Иду за нею. Комнаты большие, светлые. Ковры богатые, яркие, зеркала, картины в золотых рамах.

Барыня сидит в кресле и с собачкой играет. Из себя она еще хороша была, хоть и не молода. Взгляд быстрый, речь живая, скорая, голос звонкий. И видно сейчас, что щеголиха она не последняя: все на ней с иголочки, и сидит она такая нарядная да пышная. Посмотрела на меня, спросила, как зовут и сколько мне лет, и сказала старушке:

— Ну, уведите ее.

Простилась я с дедушкой.

— Не скучай, дитятко! — говорил он мне. — То ли еще на веку-то случается! А ты не скучай!
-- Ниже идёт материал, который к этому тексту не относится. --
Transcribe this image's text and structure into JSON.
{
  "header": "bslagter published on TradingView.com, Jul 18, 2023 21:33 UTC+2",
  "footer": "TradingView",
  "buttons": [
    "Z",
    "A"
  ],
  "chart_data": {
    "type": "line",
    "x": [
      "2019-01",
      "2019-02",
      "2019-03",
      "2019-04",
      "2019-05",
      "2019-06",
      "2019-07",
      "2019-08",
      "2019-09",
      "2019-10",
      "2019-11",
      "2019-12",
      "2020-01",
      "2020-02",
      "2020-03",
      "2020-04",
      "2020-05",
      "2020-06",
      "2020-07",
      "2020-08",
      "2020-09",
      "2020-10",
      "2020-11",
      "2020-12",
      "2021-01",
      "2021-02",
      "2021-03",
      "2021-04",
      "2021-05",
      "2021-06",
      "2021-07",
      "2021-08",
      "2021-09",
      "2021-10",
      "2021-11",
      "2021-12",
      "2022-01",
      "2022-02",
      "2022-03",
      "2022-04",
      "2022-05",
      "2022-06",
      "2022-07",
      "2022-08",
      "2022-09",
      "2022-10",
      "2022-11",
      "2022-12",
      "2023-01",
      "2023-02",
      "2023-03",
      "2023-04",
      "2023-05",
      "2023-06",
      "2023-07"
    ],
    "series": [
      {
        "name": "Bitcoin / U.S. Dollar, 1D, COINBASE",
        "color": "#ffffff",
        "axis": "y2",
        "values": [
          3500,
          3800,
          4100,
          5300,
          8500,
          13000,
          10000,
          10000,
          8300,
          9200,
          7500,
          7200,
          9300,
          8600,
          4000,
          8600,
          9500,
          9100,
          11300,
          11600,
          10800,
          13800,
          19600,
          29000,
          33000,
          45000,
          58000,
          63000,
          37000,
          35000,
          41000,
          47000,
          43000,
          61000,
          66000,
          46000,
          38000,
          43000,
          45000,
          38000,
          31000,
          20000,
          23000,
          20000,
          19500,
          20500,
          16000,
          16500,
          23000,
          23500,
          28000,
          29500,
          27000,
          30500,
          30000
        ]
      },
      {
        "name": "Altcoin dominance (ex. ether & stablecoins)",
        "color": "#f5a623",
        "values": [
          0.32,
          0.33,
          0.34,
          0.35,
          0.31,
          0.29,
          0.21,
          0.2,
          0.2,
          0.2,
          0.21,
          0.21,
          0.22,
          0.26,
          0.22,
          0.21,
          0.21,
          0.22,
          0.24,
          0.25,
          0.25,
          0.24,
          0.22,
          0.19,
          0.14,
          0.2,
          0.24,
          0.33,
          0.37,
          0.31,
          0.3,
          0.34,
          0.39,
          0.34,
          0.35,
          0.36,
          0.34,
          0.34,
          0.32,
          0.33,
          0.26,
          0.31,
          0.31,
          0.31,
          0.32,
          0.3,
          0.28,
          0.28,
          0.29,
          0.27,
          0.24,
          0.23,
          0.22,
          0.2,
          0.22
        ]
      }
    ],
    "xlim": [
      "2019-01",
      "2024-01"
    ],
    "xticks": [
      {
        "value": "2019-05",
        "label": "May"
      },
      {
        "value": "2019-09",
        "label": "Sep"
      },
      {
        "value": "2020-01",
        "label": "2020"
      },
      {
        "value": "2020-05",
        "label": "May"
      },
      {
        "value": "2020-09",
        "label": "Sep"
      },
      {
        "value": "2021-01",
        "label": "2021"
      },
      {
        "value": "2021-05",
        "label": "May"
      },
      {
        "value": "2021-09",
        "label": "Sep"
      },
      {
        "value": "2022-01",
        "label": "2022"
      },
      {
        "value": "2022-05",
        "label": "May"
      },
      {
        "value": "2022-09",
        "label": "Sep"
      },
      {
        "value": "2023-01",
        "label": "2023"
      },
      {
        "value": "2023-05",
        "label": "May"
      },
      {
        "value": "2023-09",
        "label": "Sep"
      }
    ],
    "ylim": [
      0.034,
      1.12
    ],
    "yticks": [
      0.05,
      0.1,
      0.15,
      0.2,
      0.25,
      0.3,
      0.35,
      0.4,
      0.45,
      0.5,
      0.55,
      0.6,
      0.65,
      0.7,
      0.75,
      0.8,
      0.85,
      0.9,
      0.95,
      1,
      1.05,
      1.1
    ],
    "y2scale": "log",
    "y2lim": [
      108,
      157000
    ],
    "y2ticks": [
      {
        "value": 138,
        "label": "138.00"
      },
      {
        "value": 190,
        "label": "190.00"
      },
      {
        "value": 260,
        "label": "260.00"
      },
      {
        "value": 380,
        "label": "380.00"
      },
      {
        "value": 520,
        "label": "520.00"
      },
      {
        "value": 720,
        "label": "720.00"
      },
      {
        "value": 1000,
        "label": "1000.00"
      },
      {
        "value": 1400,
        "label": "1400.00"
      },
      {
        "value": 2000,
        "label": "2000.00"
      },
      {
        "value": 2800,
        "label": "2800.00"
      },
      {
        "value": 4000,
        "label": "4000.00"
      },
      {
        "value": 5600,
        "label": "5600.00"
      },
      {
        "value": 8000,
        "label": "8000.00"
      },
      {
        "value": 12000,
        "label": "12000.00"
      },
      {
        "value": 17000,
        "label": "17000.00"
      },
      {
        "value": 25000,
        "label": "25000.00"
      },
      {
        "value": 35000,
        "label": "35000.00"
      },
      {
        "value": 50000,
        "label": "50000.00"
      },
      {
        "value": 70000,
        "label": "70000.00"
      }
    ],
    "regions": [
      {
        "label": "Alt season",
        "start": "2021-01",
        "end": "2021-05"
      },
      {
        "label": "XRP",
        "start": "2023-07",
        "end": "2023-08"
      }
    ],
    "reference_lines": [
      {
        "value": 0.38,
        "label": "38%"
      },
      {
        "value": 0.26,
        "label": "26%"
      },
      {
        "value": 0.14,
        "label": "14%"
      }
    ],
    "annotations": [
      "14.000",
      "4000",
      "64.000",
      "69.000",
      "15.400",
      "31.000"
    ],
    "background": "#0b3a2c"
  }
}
Все меня утешал, а сам вздыхал; а поехал — заплакал.

Одели меня и к барыне приставили, а старушка (Аксинья Ивановна ее звали) домой пошла. Она проживала у барыни, пока надо было, а потом отослали ее.
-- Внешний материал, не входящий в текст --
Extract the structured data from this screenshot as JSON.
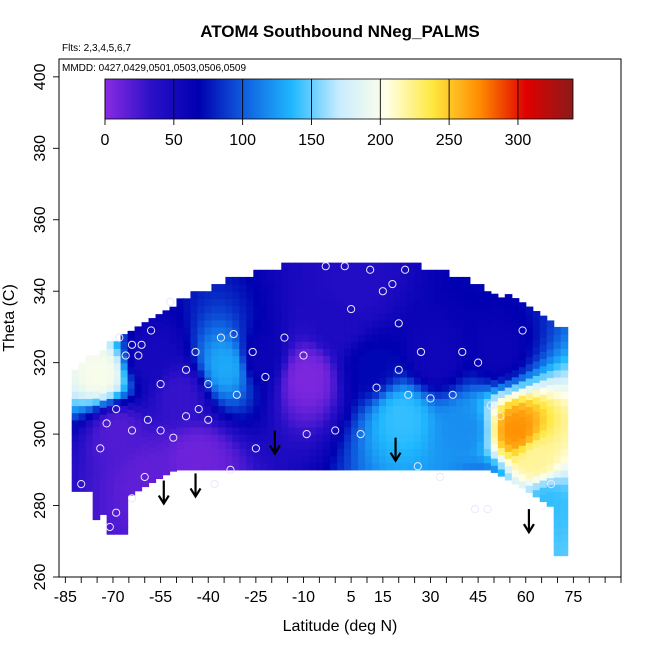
{
  "chart_data": {
    "type": "heatmap",
    "title": "ATOM4 Southbound NNeg_PALMS",
    "subtitle_flights": "Flts: 2,3,4,5,6,7",
    "subtitle_dates": "MMDD: 0427,0429,0501,0503,0506,0509",
    "xlabel": "Latitude (deg N)",
    "ylabel": "Theta (C)",
    "xlim": [
      -87,
      90
    ],
    "ylim": [
      260,
      405
    ],
    "x_tick_labels": [
      "-85",
      "-70",
      "-55",
      "-40",
      "-25",
      "-10",
      "5",
      "15",
      "30",
      "45",
      "60",
      "75"
    ],
    "x_tick_values": [
      -85,
      -70,
      -55,
      -40,
      -25,
      -10,
      5,
      15,
      30,
      45,
      60,
      75
    ],
    "y_tick_labels": [
      "260",
      "280",
      "300",
      "320",
      "340",
      "360",
      "380",
      "400"
    ],
    "y_tick_values": [
      260,
      280,
      300,
      320,
      340,
      360,
      380,
      400
    ],
    "colorbar": {
      "range": [
        0,
        340
      ],
      "tick_labels": [
        "0",
        "50",
        "100",
        "150",
        "200",
        "250",
        "300"
      ],
      "tick_values": [
        0,
        50,
        100,
        150,
        200,
        250,
        300
      ],
      "colors": [
        "#8a2be2",
        "#2a10c8",
        "#0000b0",
        "#1060e0",
        "#20b8ff",
        "#c8ecff",
        "#ffffe8",
        "#ffe840",
        "#ff8c00",
        "#e00000",
        "#8b1a1a"
      ]
    },
    "arrows": [
      {
        "lat": -54,
        "theta": 287
      },
      {
        "lat": -44,
        "theta": 289
      },
      {
        "lat": -19,
        "theta": 301
      },
      {
        "lat": 19,
        "theta": 299
      },
      {
        "lat": 61,
        "theta": 279
      }
    ],
    "points": [
      {
        "lat": -68,
        "theta": 327
      },
      {
        "lat": -66,
        "theta": 322
      },
      {
        "lat": -64,
        "theta": 325
      },
      {
        "lat": -62,
        "theta": 322
      },
      {
        "lat": -58,
        "theta": 329
      },
      {
        "lat": -52,
        "theta": 337
      },
      {
        "lat": -47,
        "theta": 318
      },
      {
        "lat": -44,
        "theta": 323
      },
      {
        "lat": -40,
        "theta": 314
      },
      {
        "lat": -36,
        "theta": 327
      },
      {
        "lat": -32,
        "theta": 328
      },
      {
        "lat": -31,
        "theta": 311
      },
      {
        "lat": -26,
        "theta": 323
      },
      {
        "lat": -25,
        "theta": 296
      },
      {
        "lat": -22,
        "theta": 316
      },
      {
        "lat": -16,
        "theta": 327
      },
      {
        "lat": -9,
        "theta": 300
      },
      {
        "lat": -3,
        "theta": 347
      },
      {
        "lat": 3,
        "theta": 347
      },
      {
        "lat": 5,
        "theta": 335
      },
      {
        "lat": 11,
        "theta": 346
      },
      {
        "lat": 15,
        "theta": 340
      },
      {
        "lat": 18,
        "theta": 342
      },
      {
        "lat": 22,
        "theta": 346
      },
      {
        "lat": 20,
        "theta": 331
      },
      {
        "lat": 23,
        "theta": 311
      },
      {
        "lat": 27,
        "theta": 323
      },
      {
        "lat": 30,
        "theta": 310
      },
      {
        "lat": 37,
        "theta": 311
      },
      {
        "lat": 40,
        "theta": 323
      },
      {
        "lat": 45,
        "theta": 320
      },
      {
        "lat": 49,
        "theta": 308
      },
      {
        "lat": 52,
        "theta": 305
      },
      {
        "lat": 59,
        "theta": 329
      },
      {
        "lat": 68,
        "theta": 286
      },
      {
        "lat": -80,
        "theta": 286
      },
      {
        "lat": -74,
        "theta": 296
      },
      {
        "lat": -72,
        "theta": 303
      },
      {
        "lat": -69,
        "theta": 307
      },
      {
        "lat": -64,
        "theta": 301
      },
      {
        "lat": -59,
        "theta": 304
      },
      {
        "lat": -55,
        "theta": 301
      },
      {
        "lat": -51,
        "theta": 299
      },
      {
        "lat": -47,
        "theta": 305
      },
      {
        "lat": -60,
        "theta": 288
      },
      {
        "lat": -64,
        "theta": 282
      },
      {
        "lat": -69,
        "theta": 278
      },
      {
        "lat": -71,
        "theta": 274
      },
      {
        "lat": -38,
        "theta": 286
      },
      {
        "lat": -33,
        "theta": 290
      },
      {
        "lat": 0,
        "theta": 301
      },
      {
        "lat": 8,
        "theta": 300
      },
      {
        "lat": 26,
        "theta": 291
      },
      {
        "lat": 33,
        "theta": 288
      },
      {
        "lat": 44,
        "theta": 279
      },
      {
        "lat": 48,
        "theta": 279
      },
      {
        "lat": 20,
        "theta": 318
      },
      {
        "lat": 13,
        "theta": 313
      },
      {
        "lat": -10,
        "theta": 322
      },
      {
        "lat": -55,
        "theta": 314
      },
      {
        "lat": -61,
        "theta": 325
      },
      {
        "lat": -43,
        "theta": 307
      },
      {
        "lat": -40,
        "theta": 304
      }
    ],
    "regions": [
      {
        "lat": -70,
        "theta": 300,
        "value": 20
      },
      {
        "lat": -60,
        "theta": 320,
        "value": 50
      },
      {
        "lat": -75,
        "theta": 316,
        "value": 200
      },
      {
        "lat": -50,
        "theta": 310,
        "value": 30
      },
      {
        "lat": -35,
        "theta": 318,
        "value": 130
      },
      {
        "lat": -25,
        "theta": 320,
        "value": 60
      },
      {
        "lat": -10,
        "theta": 315,
        "value": 5
      },
      {
        "lat": 0,
        "theta": 330,
        "value": 45
      },
      {
        "lat": 10,
        "theta": 318,
        "value": 70
      },
      {
        "lat": 20,
        "theta": 304,
        "value": 140
      },
      {
        "lat": 30,
        "theta": 320,
        "value": 55
      },
      {
        "lat": 40,
        "theta": 300,
        "value": 120
      },
      {
        "lat": 50,
        "theta": 322,
        "value": 60
      },
      {
        "lat": 56,
        "theta": 300,
        "value": 270
      },
      {
        "lat": 62,
        "theta": 292,
        "value": 220
      },
      {
        "lat": 66,
        "theta": 280,
        "value": 140
      },
      {
        "lat": -60,
        "theta": 287,
        "value": 15
      },
      {
        "lat": -45,
        "theta": 292,
        "value": 10
      },
      {
        "lat": 5,
        "theta": 340,
        "value": 40
      },
      {
        "lat": 45,
        "theta": 285,
        "value": 110
      }
    ]
  }
}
В хоромах я была да Миша, вот тот мальчик быстроглазый. Миша также сирота был, да горевать он не горевал; веселый такой, шумливый, говорун, проказник, и ко всякому, бывало, он сумеет подойти. Уж на что повар нелюбезный человек был, молчаливый, — не то чтобы чуждался он людей, только не охоч был ни на дружбу, ни на знакомство, — а и он, бывало, слушал Мишу, как тот размелется; не прогонял никогда; слушает, бывало, улыбнется и табаку понюхает. А Ефим-кучер так очень Мишу любил, часто его зовет, бывало, сам и в разговоры вдается, как с ровнею.

Барыня моею услугою недовольна была и все на меня гневалась. Я робка очень была, — бывало, она крикнет — у меня и руки задрожат, и в глазах потемнеет; ну, и неловкая я была такая, непроворная, что греха таить!

Билась она, билась со мною да и послала за Аксиньей Ивановной. Аксинья Ивановна сейчас прибежала.